Are they out of their minds? What was the NIH thinking? The USA funded research into a successful genetic engineering of a deadly strain of bird flu, and now the scientists want to publicly publish key details. From the Independent story:
A deadly strain of bird flu with the potential to infect and kill millions of people has been created in a laboratory by European scientists who now want to publish full details of how they did it. The discovery has prompted fears within the US Government that the knowledge will fall into the hands of terrorists wanting to use it as a bio-weapon of mass destruction. Some scientists are questioning whether the research should ever have been undertaken in a university laboratory, instead of at a military facility. The US Government is now taking advice on whether the information is too dangerous to be published.
Sorry, advancing scientific information is important, but so is protecting public safety. Just because something can be done scientifically, doesn’t mean it should be. And if it should have been done, that doesn’t mean it the details should be broadcast to the world!
Hopefully it isn’t too late:
The details of the study are so sensitive that they are being scrutinised by the US Government’s own National Science Advisory Board for Biosecurity, which is understood to have advised American officials that key parts of the scientific paper should be redacted to prevent terrorists from using the information to reverse-engineer their own lethal strain of flu virus.
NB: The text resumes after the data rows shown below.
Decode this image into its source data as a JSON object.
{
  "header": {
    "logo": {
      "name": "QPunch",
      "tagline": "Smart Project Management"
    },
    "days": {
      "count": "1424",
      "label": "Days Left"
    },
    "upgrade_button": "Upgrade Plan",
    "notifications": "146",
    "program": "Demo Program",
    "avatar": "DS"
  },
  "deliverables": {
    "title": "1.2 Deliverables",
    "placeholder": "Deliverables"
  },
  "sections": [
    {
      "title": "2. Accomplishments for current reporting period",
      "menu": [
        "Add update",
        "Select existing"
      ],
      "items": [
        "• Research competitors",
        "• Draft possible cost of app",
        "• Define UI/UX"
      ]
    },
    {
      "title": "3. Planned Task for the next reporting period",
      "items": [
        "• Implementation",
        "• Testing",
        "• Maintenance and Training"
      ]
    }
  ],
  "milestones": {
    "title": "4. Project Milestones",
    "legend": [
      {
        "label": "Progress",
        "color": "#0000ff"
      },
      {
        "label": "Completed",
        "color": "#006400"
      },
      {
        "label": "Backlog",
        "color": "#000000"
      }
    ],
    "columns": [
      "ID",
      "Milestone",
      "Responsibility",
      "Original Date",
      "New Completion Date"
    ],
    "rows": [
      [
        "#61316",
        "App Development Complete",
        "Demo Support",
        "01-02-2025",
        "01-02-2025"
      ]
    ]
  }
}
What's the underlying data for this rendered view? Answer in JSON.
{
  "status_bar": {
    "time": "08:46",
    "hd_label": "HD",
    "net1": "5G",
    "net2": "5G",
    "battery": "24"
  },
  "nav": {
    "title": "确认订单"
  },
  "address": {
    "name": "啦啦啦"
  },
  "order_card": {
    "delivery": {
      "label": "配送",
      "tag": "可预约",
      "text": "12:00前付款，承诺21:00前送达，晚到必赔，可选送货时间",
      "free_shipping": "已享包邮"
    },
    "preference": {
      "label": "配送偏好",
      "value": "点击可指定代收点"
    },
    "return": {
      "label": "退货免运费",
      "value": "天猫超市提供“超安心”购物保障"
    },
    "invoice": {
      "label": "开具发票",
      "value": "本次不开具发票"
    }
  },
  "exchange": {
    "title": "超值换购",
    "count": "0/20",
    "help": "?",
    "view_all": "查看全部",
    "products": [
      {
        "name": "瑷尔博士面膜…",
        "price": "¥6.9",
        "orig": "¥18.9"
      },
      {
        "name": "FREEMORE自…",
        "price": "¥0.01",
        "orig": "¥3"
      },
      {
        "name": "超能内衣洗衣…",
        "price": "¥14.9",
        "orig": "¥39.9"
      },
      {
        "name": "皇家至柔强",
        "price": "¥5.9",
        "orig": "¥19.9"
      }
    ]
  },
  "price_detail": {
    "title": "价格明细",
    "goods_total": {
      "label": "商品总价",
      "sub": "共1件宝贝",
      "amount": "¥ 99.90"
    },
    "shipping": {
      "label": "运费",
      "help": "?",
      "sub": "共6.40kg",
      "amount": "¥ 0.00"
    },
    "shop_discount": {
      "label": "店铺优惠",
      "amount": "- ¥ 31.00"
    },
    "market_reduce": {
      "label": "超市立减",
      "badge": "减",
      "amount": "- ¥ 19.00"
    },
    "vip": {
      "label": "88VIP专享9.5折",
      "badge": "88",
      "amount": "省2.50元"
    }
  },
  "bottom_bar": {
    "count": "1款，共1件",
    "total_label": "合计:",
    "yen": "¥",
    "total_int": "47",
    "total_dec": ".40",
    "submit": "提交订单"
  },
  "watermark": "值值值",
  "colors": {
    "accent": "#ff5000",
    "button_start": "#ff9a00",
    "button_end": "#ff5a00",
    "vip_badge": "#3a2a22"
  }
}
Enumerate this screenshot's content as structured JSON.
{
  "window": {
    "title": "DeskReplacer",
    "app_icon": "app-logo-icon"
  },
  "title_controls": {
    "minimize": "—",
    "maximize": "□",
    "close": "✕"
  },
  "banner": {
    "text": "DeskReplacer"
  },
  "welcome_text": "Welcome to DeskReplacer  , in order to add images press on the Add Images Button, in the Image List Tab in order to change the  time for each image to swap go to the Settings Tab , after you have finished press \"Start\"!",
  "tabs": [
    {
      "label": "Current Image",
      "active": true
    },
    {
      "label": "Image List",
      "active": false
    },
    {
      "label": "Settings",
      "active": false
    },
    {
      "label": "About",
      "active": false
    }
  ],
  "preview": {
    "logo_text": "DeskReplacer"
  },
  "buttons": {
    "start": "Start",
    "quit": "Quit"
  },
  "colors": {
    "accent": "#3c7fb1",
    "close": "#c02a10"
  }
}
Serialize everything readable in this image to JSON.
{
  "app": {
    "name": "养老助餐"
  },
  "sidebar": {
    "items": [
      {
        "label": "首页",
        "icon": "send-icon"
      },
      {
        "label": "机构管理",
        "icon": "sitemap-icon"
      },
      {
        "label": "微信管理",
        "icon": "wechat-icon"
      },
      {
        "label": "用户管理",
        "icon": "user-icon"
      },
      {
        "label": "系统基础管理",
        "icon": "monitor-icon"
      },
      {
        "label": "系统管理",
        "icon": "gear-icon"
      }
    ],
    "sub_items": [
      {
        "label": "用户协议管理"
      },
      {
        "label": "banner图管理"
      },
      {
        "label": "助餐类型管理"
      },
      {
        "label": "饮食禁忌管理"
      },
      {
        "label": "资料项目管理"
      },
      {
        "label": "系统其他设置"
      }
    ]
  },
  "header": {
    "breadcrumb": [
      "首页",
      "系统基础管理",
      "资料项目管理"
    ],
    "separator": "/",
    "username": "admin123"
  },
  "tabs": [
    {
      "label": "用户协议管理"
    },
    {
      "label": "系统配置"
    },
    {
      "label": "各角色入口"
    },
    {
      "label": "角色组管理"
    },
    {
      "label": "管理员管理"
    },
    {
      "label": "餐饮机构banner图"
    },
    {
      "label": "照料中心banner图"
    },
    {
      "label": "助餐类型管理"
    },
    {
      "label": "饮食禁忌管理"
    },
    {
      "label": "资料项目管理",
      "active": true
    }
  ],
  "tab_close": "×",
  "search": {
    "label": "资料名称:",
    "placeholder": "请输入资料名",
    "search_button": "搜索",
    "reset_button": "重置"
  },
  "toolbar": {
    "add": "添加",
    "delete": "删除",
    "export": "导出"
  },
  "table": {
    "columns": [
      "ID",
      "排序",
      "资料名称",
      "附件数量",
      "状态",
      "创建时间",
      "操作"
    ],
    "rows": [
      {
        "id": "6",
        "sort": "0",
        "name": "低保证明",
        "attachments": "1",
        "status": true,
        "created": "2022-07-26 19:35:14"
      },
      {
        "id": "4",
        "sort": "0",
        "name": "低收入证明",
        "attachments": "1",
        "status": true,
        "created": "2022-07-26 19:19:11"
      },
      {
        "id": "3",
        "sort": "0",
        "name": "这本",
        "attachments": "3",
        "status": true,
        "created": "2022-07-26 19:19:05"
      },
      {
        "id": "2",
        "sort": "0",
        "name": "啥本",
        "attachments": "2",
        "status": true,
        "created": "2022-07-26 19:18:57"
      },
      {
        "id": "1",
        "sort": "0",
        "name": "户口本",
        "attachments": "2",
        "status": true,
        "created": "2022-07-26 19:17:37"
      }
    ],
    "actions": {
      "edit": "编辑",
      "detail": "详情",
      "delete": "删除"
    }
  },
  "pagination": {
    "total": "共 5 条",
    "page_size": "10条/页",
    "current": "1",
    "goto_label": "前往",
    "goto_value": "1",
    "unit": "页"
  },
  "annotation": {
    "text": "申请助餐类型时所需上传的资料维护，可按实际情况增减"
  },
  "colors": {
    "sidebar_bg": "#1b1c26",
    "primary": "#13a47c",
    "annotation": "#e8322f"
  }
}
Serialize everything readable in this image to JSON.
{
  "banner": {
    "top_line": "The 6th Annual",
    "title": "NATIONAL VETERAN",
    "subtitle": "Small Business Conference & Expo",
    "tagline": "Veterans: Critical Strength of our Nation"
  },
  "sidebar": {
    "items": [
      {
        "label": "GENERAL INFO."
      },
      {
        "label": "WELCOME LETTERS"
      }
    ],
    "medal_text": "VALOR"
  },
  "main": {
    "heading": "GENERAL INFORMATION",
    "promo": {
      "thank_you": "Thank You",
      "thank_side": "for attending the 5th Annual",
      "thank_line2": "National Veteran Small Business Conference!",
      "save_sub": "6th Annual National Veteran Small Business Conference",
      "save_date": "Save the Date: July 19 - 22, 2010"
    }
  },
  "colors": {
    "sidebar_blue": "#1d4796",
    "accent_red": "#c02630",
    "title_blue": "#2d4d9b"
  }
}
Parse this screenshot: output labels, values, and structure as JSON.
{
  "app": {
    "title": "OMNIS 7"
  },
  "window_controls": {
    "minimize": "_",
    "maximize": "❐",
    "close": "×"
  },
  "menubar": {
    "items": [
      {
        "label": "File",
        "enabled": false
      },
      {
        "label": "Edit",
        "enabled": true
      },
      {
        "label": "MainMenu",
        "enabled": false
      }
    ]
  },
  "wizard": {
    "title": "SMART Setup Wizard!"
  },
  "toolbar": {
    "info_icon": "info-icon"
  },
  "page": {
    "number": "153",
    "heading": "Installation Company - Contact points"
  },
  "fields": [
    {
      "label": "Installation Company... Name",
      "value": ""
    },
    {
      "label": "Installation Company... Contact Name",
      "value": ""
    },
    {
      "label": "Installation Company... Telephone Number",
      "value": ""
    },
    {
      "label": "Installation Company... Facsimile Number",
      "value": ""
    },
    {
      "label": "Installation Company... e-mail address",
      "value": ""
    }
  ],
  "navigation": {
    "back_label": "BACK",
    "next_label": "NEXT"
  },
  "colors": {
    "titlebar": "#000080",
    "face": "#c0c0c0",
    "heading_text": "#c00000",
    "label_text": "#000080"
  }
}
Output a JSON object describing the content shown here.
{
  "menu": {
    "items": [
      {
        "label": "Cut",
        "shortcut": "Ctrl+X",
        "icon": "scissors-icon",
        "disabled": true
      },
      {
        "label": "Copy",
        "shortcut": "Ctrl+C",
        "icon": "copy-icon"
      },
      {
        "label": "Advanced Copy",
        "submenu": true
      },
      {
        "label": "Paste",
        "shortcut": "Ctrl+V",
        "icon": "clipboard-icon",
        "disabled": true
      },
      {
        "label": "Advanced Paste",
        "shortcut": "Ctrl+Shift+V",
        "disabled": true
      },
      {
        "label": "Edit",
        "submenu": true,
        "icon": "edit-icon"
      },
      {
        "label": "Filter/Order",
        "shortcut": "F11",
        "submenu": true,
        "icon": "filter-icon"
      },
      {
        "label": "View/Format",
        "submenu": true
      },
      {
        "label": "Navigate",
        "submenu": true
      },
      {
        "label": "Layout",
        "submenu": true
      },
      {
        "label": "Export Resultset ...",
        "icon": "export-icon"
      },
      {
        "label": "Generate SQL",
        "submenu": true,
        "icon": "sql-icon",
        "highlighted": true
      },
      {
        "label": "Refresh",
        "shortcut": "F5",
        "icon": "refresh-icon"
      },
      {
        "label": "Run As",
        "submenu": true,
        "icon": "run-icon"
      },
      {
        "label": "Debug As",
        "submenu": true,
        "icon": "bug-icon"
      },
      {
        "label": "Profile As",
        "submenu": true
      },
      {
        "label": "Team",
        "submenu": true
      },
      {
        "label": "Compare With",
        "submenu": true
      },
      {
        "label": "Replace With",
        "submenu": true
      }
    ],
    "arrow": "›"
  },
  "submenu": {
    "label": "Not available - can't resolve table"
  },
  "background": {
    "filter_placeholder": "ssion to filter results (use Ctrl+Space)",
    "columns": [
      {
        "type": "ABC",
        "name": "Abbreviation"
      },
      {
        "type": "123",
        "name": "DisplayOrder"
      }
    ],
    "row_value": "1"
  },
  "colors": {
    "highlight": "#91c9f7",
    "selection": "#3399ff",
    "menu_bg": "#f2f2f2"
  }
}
In an unprecedented move, the Biosecurity board is believed to have told the US Government that there is a serious possibility of potentially dangerous information being misused if the full genetic sequence of the mutated H5N1 virus were to be published in open scientific literature.
Ya think?
But why wasn’t this thought about ahead of time? These weren’t rogue scientists. They had a bona fide purpose—working on ways to create vaccines and treatments—and were on the government dime, meaning the experiment had to be approved by ethics boards and all that jazz. It doesn’t exactly give one faith in “the system.” I mean, didn’t anyone think ahead of time about what would happen if the work succeeded? Can you say, “Top Secret?”
And by the way, was it a good idea for the Independent to publish the names of the scientists? That information is in their heads and one doesn’t have to be a novel writer to think what some very bad guys may be thinking. Calling Witness Protection! Good grief.